Dans son interview d'été, il s'est explicitement élevé contre un « virage à gauche » de son parti, un point de vue partagé par d'autres « réalistes » au sein du parti. Cem Özdemir, tête de liste des Verts aux élections régionales du Bade-Wurtemberg, a également mis en garde contre ce phénomène. Il a cité le SPD, avec ses faibles sondages, comme un « exemple révélateur » de ce qui peut arriver lorsqu'un parti s'éloigne trop des positions susceptibles de lui permettre de remporter une majorité.
Les Verts ont perdu beaucoup de crédit avec leurs projetsIl existe certainement une place pour une protection environnementale pragmatique dans le paysage politique allemand, mais la volonté ou la capacité des Verts, en tant que parti, à l'occuper est sujette à caution. Récemment, ils ont de nouveau attiré l'attention avec des titres susceptibles de dissuader de nombreux électeurs. Par exemple, la présidente des Jeunesses Vertes, Jette Nietzard, s'est demandée si la participation de l'AfD au gouvernement ne devrait pas être contrée « par les armes ». À Brême, le parti a réclamé des feux de circulation pour piétons ornés de motifs de couples lesbiens ou gays. Il peut être difficile d'expliquer aux électeurs Verts potentiels pourquoi ces questions semblent plus importantes pour un parti écologiste que la préservation des forêts, la protection des rivières contre la pollution ou la recherche de solutions pour rendre la sortie du charbon économiquement viable.

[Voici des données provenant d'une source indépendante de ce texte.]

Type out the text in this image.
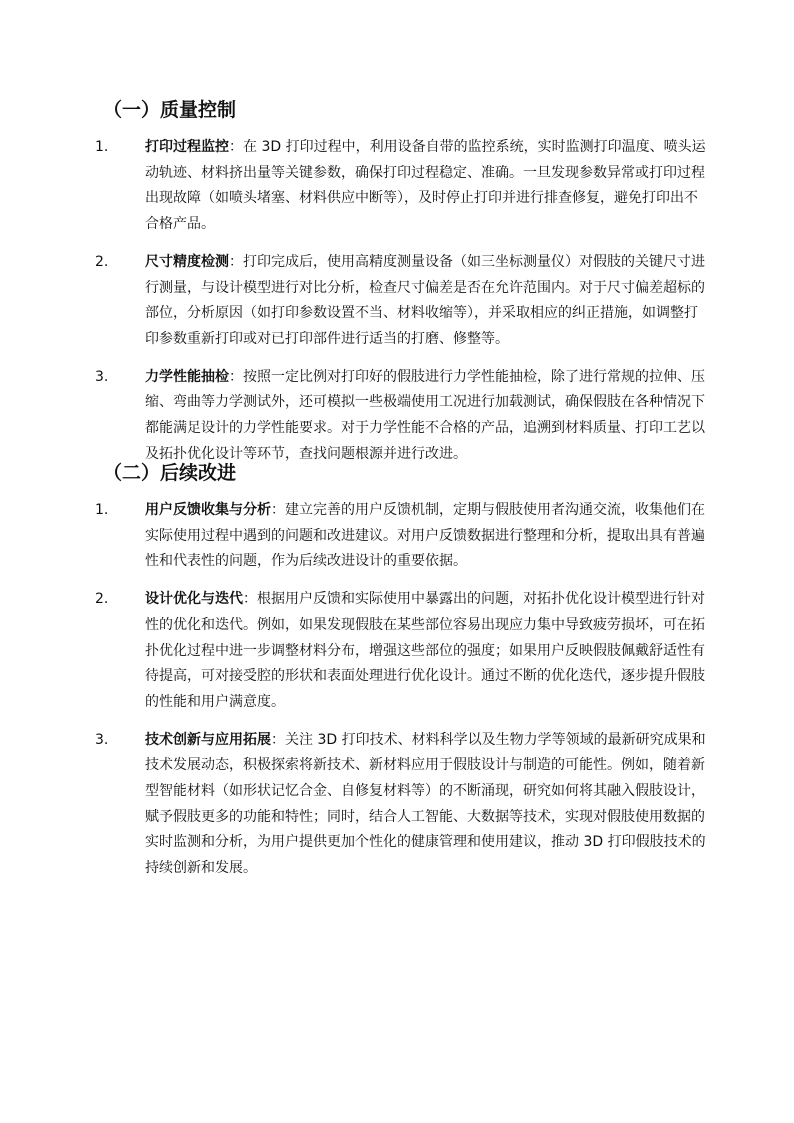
（一）质量控制
1.	打印过程监控：在 3D 打印过程中，利用设备自带的监控系统，实时监测打印温度、喷头运动轨迹、材料挤出量等关键参数，确保打印过程稳定、准确。一旦发现参数异常或打印过程出现故障（如喷头堵塞、材料供应中断等），及时停止打印并进行排查修复，避免打印出不合格产品。
2.	尺寸精度检测：打印完成后，使用高精度测量设备（如三坐标测量仪）对假肢的关键尺寸进行测量，与设计模型进行对比分析，检查尺寸偏差是否在允许范围内。对于尺寸偏差超标的部位，分析原因（如打印参数设置不当、材料收缩等），并采取相应的纠正措施，如调整打印参数重新打印或对已打印部件进行适当的打磨、修整等。
3.	力学性能抽检：按照一定比例对打印好的假肢进行力学性能抽检，除了进行常规的拉伸、压缩、弯曲等力学测试外，还可模拟一些极端使用工况进行加载测试，确保假肢在各种情况下都能满足设计的力学性能要求。对于力学性能不合格的产品，追溯到材料质量、打印工艺以及拓扑优化设计等环节，查找问题根源并进行改进。
（二）后续改进
1.	用户反馈收集与分析：建立完善的用户反馈机制，定期与假肢使用者沟通交流，收集他们在实际使用过程中遇到的问题和改进建议。对用户反馈数据进行整理和分析，提取出具有普遍性和代表性的问题，作为后续改进设计的重要依据。
2.	设计优化与迭代：根据用户反馈和实际使用中暴露出的问题，对拓扑优化设计模型进行针对性的优化和迭代。例如，如果发现假肢在某些部位容易出现应力集中导致疲劳损坏，可在拓扑优化过程中进一步调整材料分布，增强这些部位的强度；如果用户反映假肢佩戴舒适性有待提高，可对接受腔的形状和表面处理进行优化设计。通过不断的优化迭代，逐步提升假肢的性能和用户满意度。
3.	技术创新与应用拓展：关注 3D 打印技术、材料科学以及生物力学等领域的最新研究成果和技术发展动态，积极探索将新技术、新材料应用于假肢设计与制造的可能性。例如，随着新型智能材料（如形状记忆合金、自修复材料等）的不断涌现，研究如何将其融入假肢设计，赋予假肢更多的功能和特性；同时，结合人工智能、大数据等技术，实现对假肢使用数据的实时监测和分析，为用户提供更加个性化的健康管理和使用建议，推动 3D 打印假肢技术的持续创新和发展。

Banaszak a la bonne idée s'il veut rendre les Verts plus verts. La protection de l'environnement est importante pour la plupart des Allemands. Mais le parti, qui prétend en être le principal responsable, a gaspillé beaucoup de bonnes intentions ces dernières années avec ses projets sociopolitiques agressifs et sans cesse lancinants. L'initiative de Banaszak ne trouvera probablement que des faveurs auprès de la base des Verts. Mais elle vaut la peine d'être tentée.
Un Parti vert qui se concentre sur ses compétences clés pourrait apporter une contribution précieuse au débat politique en Allemagne. La protection de l'environnement est trop importante pour que ce sujet reste cantonné à une niche politique radicalisée.